Yeruldelgger a pris sa retraite et s’est exilé pour reprendre le contrôle de lui-même et de sa vie, il espère rester à l’écart du monde et retrouver les traditions mongoles. Mais 2 femmes Tstseg et Odval interrompent sa retraite et le voilà embarqué bien malgré lui dans une nouvelle enquête qui va largement le dépasser.

Sur fond de destruction de la planète, avidité, capitalisme à outrance,mafia et  sexe, ce volet continue la descente aux enfers du personnage. Toujours colérique et drôle avec sa petite équipée de femmes au début du récit, il évolue au fil de l'histoire. L’alternance entre ultra violence et humour, entre la modernité laide avec les boîtes de nuit et triste des bidonvilles d’Oulan Bator, la loi du plus fort, la pollution sont au cœur de l’intrigue. L’auteur se joue des clichés, introduit plus d’humour, d’autres enquêteurs en Australie, à New York intrigués par une série de crimes. Les références aux films, séries sont toujours présentes, on a d’ailleurs par moment l’impression d’être dans une série avec des cliffhangers à la fin des chapitres et les titres de ceux-ci qui correspondent aux dernières phrases de la séquence comme dans un épisode.

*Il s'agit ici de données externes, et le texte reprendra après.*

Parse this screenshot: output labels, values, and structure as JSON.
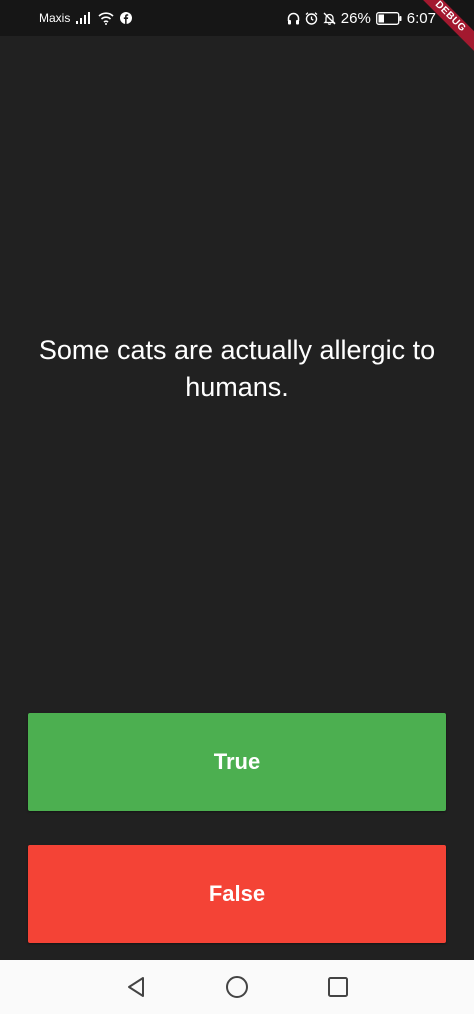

Les descriptions des paysages de Mongolie, de New York ou d’Australie sont toujours aussi majestueuses et on les voit défiler sous nos yeux. Chaque personnage tient son rôle dans ce jeu d’échecs et de dupes. On retrouve la belle médecin légiste Solongo, seule personnage solaire du récit. Mais aussi Zarza, Bekter le flic des affaires spéciales et sa collègue Fifty. Ganbold le gamin des rues est attachant comme le destin des ninjas, ces chercheurs d’or des temps modernes.

 Enquête non conventionnelle, j’ai aimé le duo de flics new yorkais entre Mr je sais tout Pfiffelmann et le dingue de nourriture Donelli. La réflexion sur les destructions des grands groupes miniers, cette loi du plus fort et l’utilisation des médias.

Mais au fur et à mesure de l’enquête j’ai regretté par moment le décalage entre la violence forte, les morts en série qui parfois atténuent l’intrigue et la réflexion sous jacente sur la destruction d’un monde au nom de l’avidité. Certains personnages négatifs sont un peu trop caricaturaux à mon goût, comme certains personnages secondaires : la troupe d’artistes ou encore les enquêteurs australiens, ou la colérique Guersei pendant féminin et plus jeune de Yeruldelgger. La magie de la Mongolie disparait peu à peu, il y a moins de références à la culture sauf à certaines croyances de Yeruldelgger et la fin de l’enquête m’a laissé sur ma faim.

Un dernier rendez vous sombre qui alterne humour, violence, réflexion et tradition qui achève la trilogie. Mais il ne sera pas dans mes préférés, j’ai davantage apprécié la construction et les enquêtes des 2 premiers volumes même si j’ai dit adieu à regret à ce personnage complexe hors du temps et finalement attachant et au désert de Mongolie.

PS: merci aux éditions livre de poche pour l'envoi.